Full name | Basque Workers' Solidarity |
---|---|
Native name | Eusko Langileen Alkartasuna |
Founded | 1911 |
Members | Members: 105,312 Labor delegates/representatives: 6,766 (39.88%) in the Basque Autonomous Community and 1.295 (21,53%) in Navarre. |
Affiliation | ITUC, ETUC |
Key people |
José Miguel Leunda Etxeberria, president José Elorrieta Aurrekoetxea, secretary general |
Office location | Bilbao |
Country | Spain |
Website | www.ela-sindikatua.eus |
Basque Workers' Solidarity (in Basque: Eusko Langileen Alkartasuna (ELA), in Spanish: Solidaridad de Trabajadores Vascos(STV)) is the most influential trade union in Basque Country, having been created, as Solidaridad de Obreros Vascos, by members of the Basque Nationalist Party on June 10, 1911, in Bilbao[1].

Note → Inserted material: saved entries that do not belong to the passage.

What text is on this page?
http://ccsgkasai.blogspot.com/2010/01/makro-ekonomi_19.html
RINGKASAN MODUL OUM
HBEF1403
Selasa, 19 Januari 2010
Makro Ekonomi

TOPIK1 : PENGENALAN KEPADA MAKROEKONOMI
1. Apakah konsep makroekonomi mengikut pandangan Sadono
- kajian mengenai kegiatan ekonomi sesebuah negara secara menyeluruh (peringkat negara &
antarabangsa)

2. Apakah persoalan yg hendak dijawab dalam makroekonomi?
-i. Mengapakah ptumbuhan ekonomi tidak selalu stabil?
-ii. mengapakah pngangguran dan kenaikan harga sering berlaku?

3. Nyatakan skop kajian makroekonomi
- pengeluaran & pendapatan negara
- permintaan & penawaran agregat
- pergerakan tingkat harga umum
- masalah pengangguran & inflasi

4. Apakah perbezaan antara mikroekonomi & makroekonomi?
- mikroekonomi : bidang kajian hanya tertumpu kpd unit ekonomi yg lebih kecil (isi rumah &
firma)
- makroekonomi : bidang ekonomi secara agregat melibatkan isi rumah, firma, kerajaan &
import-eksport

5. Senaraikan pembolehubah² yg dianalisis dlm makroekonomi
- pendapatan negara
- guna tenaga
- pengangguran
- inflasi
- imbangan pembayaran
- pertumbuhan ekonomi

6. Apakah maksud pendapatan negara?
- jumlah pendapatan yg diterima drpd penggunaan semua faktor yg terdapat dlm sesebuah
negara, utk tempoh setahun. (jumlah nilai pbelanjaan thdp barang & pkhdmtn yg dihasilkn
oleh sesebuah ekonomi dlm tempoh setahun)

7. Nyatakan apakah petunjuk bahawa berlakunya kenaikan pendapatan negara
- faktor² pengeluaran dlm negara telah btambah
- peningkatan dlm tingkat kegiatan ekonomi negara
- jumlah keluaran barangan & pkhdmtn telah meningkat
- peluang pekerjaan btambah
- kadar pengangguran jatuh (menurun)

It was opposed to the influence of trade unions who appealed to a working class ethos (Socialist UGT and Anarchist CNT), advocating instead a Basque nationalist outlook. Initially, ELA-STV was centered on projects of mutual assistance between its affiliates, as a vehicle for social security. It expanded with much more success in Guipúzcoa and Biscay than in Navarre and Álava.
ELA-STV was caught in the fighting of the Spanish Civil War, and banned by the Franco dictatorship. It reemerged in 1976, during the transition to democracy. Today, it has over 105,000 members.
In the 70's ELA abandoned its original social-christian ideology in favour of more socialist positions, recognizing the importance and validity of the class struggle, breaking with the Basque Nationalist Party and approaching LAB.